Answers to this stuff should really come from Thomas. I am just speaking
directly out of my ass here, without even source on hand to read.
> np->allocsize is the number of bytes allocated for the file, right? (rounded
> up to a block multiple).
I would not put it exactly that way, but yes. allocsize is the number of
bytes allocated on the disk for the file to consume some or all of. It is
not a "rounded size", but rather a size that indicates how many bytes are
necessarily consumed due to the filesystem format's allocation granularity.
For example, in ext2fs the filesystem blocksize (commonly 1k or 4k) is the
granularity of allocation; so on a 1k filesystem, a file that is 1025 bytes
long will have an allocsize of 2048. But another example is ffs (ufs),
which has smaller "fragments" (e.g. 8k blocksize and 1k frag size is
common); depending on the allocation choices made, there may be a whole
block less one byte or only a frag less one byte allocated to a file whose
size is one byte over blocksize.
> Is it okay for np->allocsize to be initially as big as needed to contain the
> file, rather than the actual disk space allocated for the file? AFAICS, it
> is sufficient if diskfs_grow does the right thing in this case.
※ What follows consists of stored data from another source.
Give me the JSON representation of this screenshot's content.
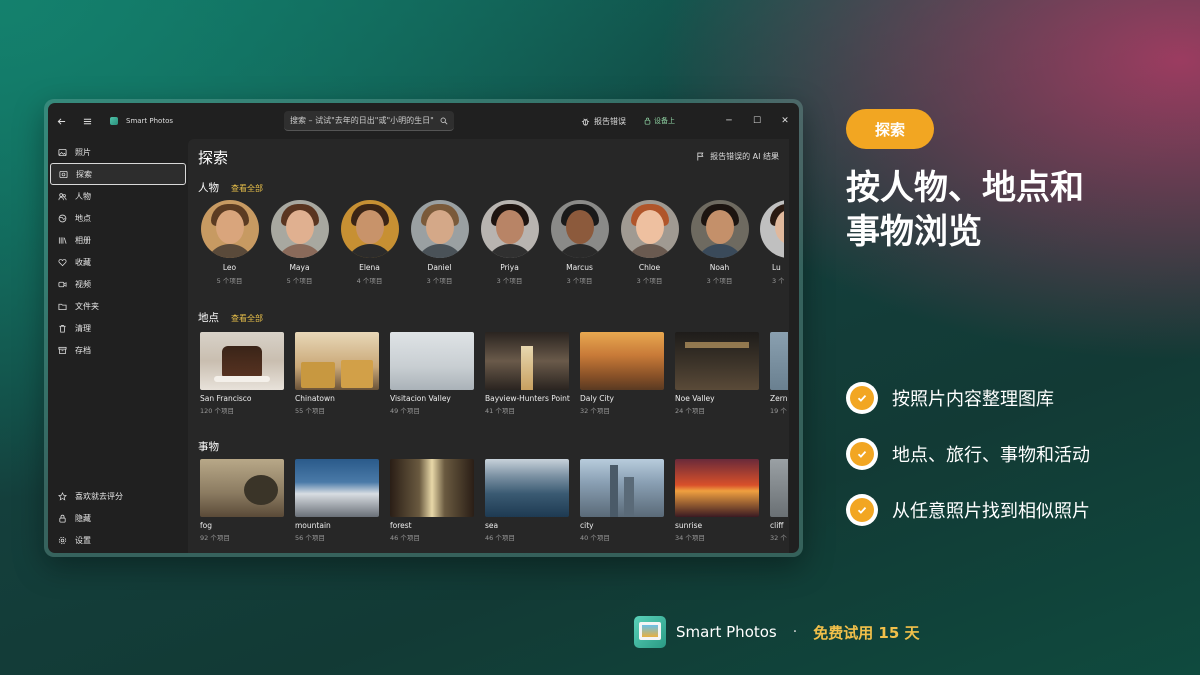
{
  "window": {
    "app_title": "Smart Photos",
    "search_placeholder": "搜索 – 试试\"去年的日出\"或\"小明的生日\"",
    "report_bug": "报告错误",
    "device_label": "设备上"
  },
  "sidebar": {
    "items": [
      {
        "label": "照片",
        "icon": "photo-icon"
      },
      {
        "label": "探索",
        "icon": "explore-icon"
      },
      {
        "label": "人物",
        "icon": "people-icon"
      },
      {
        "label": "地点",
        "icon": "places-icon"
      },
      {
        "label": "相册",
        "icon": "albums-icon"
      },
      {
        "label": "收藏",
        "icon": "heart-icon"
      },
      {
        "label": "视频",
        "icon": "video-icon"
      },
      {
        "label": "文件夹",
        "icon": "folder-icon"
      },
      {
        "label": "清理",
        "icon": "trash-icon"
      },
      {
        "label": "存档",
        "icon": "archive-icon"
      }
    ],
    "bottom": [
      {
        "label": "喜欢就去评分",
        "icon": "star-icon"
      },
      {
        "label": "隐藏",
        "icon": "lock-icon"
      },
      {
        "label": "设置",
        "icon": "gear-icon"
      }
    ]
  },
  "content": {
    "title": "探索",
    "report_ai": "报告错误的 AI 结果",
    "people": {
      "heading": "人物",
      "view_all": "查看全部",
      "items": [
        {
          "name": "Leo",
          "count": "5 个项目"
        },
        {
          "name": "Maya",
          "count": "5 个项目"
        },
        {
          "name": "Elena",
          "count": "4 个项目"
        },
        {
          "name": "Daniel",
          "count": "3 个项目"
        },
        {
          "name": "Priya",
          "count": "3 个项目"
        },
        {
          "name": "Marcus",
          "count": "3 个项目"
        },
        {
          "name": "Chloe",
          "count": "3 个项目"
        },
        {
          "name": "Noah",
          "count": "3 个项目"
        },
        {
          "name": "Lu",
          "count": "3 个"
        }
      ]
    },
    "places": {
      "heading": "地点",
      "view_all": "查看全部",
      "items": [
        {
          "name": "San Francisco",
          "count": "120 个项目"
        },
        {
          "name": "Chinatown",
          "count": "55 个项目"
        },
        {
          "name": "Visitacion Valley",
          "count": "49 个项目"
        },
        {
          "name": "Bayview-Hunters Point",
          "count": "41 个项目"
        },
        {
          "name": "Daly City",
          "count": "32 个项目"
        },
        {
          "name": "Noe Valley",
          "count": "24 个项目"
        },
        {
          "name": "Zern",
          "count": "19 个"
        }
      ]
    },
    "things": {
      "heading": "事物",
      "items": [
        {
          "name": "fog",
          "count": "92 个项目"
        },
        {
          "name": "mountain",
          "count": "56 个项目"
        },
        {
          "name": "forest",
          "count": "46 个项目"
        },
        {
          "name": "sea",
          "count": "46 个项目"
        },
        {
          "name": "city",
          "count": "40 个项目"
        },
        {
          "name": "sunrise",
          "count": "34 个项目"
        },
        {
          "name": "cliff",
          "count": "32 个"
        }
      ]
    }
  },
  "promo": {
    "pill": "探索",
    "headline_line1": "按人物、地点和",
    "headline_line2": "事物浏览",
    "features": [
      "按照片内容整理图库",
      "地点、旅行、事物和活动",
      "从任意照片找到相似照片"
    ],
    "footer_app": "Smart Photos",
    "footer_sep": "·",
    "footer_trial": "免费试用 15 天"
  },
  "colors": {
    "accent": "#f2a622",
    "window_bg": "#202020",
    "content_bg": "#272727"
  }
}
I believe the point of allocsize is to indicate how many bytes are
available without doing diskfs_grow. So if nodes initially appear to have
less space than they in fact do, then diskfs_grow will just do a "soft"
allocation that doesn't actually have to diddle any allocation metadata on
the disk. Seems fine.
> FAT does not make it easy to determine the length of the cluster chain. You
> have to read it in completely. As this is slow for big files (O(n)), we
> should avoid it in stat, and only do it in diskfs_grow, when it actually
> matters.
I think this approach is fine, though I don't have source handy here to
check all the uses of allocsize.